Thursday, May 7, 2015

Center City's Final Frontier

While the traditional boundaries of Center City lie between Vine and South Streets, it's easy to stray a bit north or south and argue otherwise. "Greater Center City," in fact, is comprised of blocks between Girard and Tasker. That's a stretch, but if you're walking along Spring Garden Avenue, there's no mistake, you are in the city.

But hit Broad and head east, that's another story. Whether it's councilmanic districting or a case of bad development attracting worse development, the neighborhoods of Greater Center City's northeastern quadrant are devoid of anything "central" until you get to Northern Liberties. Strip malls, sterile government facilities, and parking lots line Spring Garden with only an occasional relic to remind us of its industrial and residential roots.

The largest footprint of singular new development is suburban-styled subsidized housing awkwardly flanked by vacant and underutilized warehouses and railroad tracks. Even Callowhill - or the Loft District - with it's proximity to the literal core of the city continues to struggle with an abundance of surface parking, vacant lots, and empty warehouses. Nowhere is the crevasse between east and west more apparent than on North Broad Street, where Gilded Age mansions, churches, and theaters on the westside face unimpressive infill like car washes and auto parts stores. 
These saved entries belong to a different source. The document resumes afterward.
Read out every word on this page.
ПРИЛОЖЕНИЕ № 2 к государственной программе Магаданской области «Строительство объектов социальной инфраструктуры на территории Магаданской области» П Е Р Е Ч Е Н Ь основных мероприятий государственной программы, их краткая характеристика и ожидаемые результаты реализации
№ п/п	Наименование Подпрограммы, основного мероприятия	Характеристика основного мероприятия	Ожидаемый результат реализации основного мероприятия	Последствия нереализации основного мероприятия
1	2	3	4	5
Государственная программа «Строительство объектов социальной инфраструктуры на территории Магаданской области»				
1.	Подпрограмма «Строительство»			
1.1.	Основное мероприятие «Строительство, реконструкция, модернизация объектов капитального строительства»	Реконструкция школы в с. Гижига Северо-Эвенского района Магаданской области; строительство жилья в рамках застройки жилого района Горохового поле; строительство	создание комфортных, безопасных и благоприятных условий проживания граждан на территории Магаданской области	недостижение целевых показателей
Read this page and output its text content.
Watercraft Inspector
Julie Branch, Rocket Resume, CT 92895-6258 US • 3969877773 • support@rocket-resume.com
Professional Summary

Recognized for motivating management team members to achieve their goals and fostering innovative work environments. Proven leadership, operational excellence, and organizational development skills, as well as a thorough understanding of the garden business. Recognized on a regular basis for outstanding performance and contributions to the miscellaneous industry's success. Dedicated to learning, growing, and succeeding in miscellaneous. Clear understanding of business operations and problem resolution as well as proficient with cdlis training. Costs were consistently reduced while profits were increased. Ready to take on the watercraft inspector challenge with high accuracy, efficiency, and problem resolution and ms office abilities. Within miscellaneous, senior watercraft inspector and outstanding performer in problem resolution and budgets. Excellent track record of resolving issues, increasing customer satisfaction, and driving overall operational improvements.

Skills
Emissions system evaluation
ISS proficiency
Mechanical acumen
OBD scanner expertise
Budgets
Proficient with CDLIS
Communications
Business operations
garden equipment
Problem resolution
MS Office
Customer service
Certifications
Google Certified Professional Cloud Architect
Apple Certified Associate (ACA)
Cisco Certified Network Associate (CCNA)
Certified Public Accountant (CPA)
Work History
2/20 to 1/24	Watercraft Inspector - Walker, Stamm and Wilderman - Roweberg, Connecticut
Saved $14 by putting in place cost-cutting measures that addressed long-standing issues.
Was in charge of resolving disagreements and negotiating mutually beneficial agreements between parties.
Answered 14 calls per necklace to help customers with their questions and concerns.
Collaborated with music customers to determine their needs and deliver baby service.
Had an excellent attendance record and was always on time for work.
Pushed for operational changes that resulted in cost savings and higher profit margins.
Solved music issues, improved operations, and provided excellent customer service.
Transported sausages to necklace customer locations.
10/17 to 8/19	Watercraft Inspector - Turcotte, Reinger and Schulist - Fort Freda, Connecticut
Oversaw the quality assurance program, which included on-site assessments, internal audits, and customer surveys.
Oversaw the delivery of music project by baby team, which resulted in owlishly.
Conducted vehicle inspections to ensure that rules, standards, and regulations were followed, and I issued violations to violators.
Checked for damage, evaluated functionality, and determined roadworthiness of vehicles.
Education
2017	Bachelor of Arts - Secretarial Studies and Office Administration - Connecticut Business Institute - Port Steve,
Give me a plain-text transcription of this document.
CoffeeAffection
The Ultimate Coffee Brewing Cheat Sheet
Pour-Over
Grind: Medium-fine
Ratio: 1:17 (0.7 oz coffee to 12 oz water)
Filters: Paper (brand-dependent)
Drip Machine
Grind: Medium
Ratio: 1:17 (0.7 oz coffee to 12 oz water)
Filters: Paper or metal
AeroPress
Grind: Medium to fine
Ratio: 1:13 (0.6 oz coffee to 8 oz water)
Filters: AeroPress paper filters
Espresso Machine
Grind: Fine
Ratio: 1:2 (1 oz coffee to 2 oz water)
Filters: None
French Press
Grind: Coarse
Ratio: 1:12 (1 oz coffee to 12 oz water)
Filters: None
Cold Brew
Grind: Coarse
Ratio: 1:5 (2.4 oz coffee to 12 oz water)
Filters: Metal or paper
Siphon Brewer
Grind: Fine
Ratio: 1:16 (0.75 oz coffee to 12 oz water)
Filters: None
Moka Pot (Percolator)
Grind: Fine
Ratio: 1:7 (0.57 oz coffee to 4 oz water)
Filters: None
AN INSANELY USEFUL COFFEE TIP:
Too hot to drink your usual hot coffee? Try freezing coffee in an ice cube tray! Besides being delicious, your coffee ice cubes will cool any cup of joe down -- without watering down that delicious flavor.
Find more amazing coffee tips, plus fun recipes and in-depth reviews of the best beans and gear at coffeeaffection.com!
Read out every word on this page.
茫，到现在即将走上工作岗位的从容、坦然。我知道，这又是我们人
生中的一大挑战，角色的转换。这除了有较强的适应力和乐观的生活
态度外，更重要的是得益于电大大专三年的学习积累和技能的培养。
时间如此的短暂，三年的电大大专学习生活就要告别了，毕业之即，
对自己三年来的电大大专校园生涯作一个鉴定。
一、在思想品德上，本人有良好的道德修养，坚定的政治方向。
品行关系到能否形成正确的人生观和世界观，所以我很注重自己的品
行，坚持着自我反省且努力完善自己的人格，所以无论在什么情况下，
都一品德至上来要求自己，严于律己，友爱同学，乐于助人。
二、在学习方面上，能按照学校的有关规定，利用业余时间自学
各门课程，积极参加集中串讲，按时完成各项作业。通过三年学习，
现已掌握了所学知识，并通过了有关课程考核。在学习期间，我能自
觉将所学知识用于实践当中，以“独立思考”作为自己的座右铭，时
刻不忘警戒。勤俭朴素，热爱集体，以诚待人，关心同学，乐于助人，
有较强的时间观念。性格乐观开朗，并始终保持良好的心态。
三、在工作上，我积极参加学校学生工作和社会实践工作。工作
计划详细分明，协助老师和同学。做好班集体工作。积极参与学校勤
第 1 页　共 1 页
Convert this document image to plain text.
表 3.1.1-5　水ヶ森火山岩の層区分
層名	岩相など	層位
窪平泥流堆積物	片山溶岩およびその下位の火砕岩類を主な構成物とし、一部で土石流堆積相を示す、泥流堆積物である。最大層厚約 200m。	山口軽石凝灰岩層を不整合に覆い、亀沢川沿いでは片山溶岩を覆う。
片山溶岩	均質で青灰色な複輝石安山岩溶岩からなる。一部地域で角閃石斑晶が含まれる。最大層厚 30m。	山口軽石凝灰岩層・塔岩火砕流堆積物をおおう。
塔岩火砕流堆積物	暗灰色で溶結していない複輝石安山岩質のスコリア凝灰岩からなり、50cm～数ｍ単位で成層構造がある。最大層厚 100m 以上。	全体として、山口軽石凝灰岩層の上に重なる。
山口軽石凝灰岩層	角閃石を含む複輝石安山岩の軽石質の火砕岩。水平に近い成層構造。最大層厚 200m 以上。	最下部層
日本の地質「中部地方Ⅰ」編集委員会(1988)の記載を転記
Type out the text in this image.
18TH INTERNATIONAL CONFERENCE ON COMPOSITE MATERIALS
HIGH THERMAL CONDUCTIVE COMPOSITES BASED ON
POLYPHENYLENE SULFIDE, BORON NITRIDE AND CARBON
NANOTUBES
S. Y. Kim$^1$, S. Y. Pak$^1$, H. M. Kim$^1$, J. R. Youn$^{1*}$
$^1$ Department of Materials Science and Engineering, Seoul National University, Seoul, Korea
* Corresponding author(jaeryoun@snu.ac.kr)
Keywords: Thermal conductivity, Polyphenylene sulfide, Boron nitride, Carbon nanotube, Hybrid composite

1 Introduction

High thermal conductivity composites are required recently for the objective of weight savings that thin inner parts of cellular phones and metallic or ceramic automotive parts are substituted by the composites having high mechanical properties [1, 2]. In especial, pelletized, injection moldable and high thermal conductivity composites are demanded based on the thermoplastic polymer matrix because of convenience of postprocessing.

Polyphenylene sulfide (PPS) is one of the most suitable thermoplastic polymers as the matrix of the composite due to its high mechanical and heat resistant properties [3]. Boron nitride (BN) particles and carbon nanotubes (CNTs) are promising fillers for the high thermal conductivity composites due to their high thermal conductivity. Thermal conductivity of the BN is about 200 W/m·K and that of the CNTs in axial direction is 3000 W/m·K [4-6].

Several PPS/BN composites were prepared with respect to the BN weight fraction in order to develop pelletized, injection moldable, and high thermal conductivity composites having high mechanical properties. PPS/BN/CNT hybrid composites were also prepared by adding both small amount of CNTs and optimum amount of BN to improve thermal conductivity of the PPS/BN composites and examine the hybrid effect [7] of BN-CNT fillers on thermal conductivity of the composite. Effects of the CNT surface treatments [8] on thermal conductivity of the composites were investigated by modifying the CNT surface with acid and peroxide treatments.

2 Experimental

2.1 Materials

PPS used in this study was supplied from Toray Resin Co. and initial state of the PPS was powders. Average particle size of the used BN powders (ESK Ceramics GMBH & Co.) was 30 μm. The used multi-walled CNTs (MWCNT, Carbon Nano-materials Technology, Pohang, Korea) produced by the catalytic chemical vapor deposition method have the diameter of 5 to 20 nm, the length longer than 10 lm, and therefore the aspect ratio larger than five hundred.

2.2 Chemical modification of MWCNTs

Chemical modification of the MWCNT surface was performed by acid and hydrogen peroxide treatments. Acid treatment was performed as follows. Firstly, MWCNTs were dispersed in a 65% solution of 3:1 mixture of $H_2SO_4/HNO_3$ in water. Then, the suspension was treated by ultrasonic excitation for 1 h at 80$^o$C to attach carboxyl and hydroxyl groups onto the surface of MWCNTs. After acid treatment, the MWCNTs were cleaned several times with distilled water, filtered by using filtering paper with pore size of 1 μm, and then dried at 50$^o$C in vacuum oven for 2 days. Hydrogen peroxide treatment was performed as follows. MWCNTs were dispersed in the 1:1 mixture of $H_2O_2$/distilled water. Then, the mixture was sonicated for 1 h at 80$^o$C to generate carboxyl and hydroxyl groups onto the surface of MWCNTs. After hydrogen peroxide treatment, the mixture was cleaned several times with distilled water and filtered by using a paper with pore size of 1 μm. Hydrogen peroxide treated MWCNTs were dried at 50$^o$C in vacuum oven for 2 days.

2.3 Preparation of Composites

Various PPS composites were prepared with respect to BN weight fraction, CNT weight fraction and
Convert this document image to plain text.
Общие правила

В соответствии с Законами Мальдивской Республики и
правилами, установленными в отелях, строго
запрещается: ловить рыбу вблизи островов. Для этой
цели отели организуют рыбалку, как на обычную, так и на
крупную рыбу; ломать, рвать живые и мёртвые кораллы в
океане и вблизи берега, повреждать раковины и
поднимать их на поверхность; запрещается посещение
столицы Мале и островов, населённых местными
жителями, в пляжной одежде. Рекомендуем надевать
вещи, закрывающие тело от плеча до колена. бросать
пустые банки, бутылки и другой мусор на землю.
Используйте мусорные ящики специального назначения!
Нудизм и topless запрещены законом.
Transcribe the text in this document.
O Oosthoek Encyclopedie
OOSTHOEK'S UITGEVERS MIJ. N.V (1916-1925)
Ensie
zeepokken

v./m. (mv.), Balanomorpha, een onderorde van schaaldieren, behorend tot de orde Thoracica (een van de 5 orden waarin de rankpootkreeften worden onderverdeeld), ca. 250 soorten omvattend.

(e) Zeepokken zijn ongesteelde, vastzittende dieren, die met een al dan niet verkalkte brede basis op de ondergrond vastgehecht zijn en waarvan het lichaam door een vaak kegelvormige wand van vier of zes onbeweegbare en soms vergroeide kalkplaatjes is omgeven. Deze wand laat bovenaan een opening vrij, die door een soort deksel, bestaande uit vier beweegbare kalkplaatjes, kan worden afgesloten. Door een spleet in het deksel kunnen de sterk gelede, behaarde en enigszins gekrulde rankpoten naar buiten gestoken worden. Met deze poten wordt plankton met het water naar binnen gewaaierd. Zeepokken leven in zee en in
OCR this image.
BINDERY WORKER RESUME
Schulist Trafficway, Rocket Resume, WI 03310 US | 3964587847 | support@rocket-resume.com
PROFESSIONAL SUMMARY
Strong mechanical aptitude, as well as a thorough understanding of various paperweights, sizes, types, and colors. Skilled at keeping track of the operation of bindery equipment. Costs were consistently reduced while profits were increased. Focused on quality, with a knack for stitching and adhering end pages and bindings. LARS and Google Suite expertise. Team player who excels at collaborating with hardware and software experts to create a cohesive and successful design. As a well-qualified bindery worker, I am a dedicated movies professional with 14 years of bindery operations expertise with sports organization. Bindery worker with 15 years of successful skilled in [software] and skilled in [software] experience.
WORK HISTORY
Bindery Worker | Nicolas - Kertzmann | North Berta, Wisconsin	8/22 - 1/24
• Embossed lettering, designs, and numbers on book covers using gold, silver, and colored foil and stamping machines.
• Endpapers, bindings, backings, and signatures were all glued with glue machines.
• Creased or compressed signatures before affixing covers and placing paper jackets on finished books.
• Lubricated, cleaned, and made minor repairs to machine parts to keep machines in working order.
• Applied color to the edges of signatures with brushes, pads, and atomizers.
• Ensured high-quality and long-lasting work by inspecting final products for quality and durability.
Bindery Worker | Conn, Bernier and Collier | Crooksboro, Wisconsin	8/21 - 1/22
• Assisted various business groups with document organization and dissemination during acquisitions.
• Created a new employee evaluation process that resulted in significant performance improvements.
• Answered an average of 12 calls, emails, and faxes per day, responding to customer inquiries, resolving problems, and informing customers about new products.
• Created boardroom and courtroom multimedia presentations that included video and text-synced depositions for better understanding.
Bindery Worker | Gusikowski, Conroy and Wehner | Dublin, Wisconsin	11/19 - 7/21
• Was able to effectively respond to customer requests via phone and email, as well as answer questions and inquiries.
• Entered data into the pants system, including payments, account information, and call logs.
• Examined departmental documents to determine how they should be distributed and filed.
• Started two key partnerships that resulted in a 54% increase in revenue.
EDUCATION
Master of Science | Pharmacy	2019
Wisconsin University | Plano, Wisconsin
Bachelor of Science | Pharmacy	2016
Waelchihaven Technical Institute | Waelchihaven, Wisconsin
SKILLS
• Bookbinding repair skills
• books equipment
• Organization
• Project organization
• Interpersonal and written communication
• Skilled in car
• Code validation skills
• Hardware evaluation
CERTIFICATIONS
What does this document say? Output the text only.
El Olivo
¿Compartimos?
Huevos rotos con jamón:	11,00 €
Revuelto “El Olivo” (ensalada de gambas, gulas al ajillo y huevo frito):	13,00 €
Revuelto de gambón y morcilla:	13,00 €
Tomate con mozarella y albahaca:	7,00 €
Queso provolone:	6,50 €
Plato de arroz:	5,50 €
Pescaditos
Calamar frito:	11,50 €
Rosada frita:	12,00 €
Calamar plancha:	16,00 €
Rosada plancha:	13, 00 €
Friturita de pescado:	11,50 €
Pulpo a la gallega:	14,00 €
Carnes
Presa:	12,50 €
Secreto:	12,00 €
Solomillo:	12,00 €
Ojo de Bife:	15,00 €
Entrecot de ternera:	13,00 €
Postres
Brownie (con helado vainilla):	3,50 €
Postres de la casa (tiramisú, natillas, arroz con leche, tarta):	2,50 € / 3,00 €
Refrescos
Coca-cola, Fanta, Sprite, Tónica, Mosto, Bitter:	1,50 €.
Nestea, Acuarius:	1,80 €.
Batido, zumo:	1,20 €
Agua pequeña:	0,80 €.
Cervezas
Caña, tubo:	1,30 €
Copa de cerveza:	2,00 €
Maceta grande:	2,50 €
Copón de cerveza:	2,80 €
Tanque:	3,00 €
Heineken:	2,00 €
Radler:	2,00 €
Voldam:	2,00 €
Still, the northeastern component of Greater Center City has a few gems waiting to be polished, and the future of this district - however it evolves - may depend on their revitalizations. 

You don't have to be a history or architectural nerd to be concerned with the area's most priceless resource, the Divine Lorraine Hotel. The Willis G. Hale masterpiece is one of the city's most iconic, infamous, and significant buildings, and despite countless promises, proposals, and praise, its future is still largely in question. EB Reality released a unique rendering that looks like a cartoon from Highlights Magazine, and I mean that in a good way.

Just behind the Divine Ms. L., Broad Street Holdings has proposed its own mixed use complex with a residential component. 

For now, this speculation may simply be more hype. EB Reality seems to love the media, and the media is its greatest enabler. Stories about the Divine Lorraine sell ads because we love that building so damn much. But while development has been charging east along Ridge Avenue, it comes to a grinding halt at the Divine Lorraine. It's creeping its way northwest from Callowhill but with a reserved lack of ambition. 

Massive projects are massive risks, even in Center City. But Broad and Fairmount isn't quite Center City, at least not yet, and the Divine Lorraine is a beast. There is no question that a resurrected Divine Lorraine would be a massive boon for the vicinity and certainly spawn additional development, but without that development, EB Reality knows it will have to wait for a handsome return. Right now, Philadelphia is just waiting for someone to make the first move.


It isn't all uncertainty for this depressed pocket of the city, and it may simply be that the city needs to be the party to make that first move. And it's about to be made. Soon the city will be voting on a bill that will allow it to purchase a quarter mile stretch of the abandoned Reading Viaduct from SEPTA, after which several groups will be working together to convert it into an elevated park. 

Once a pipe dream to many and a hinderance to others, it looks as though the Reading Viaduct Park will be realized. And considering the city's recent investment in parks, and its final recognition that the improvement of public spaces actually encourages development, it could happen sooner than later.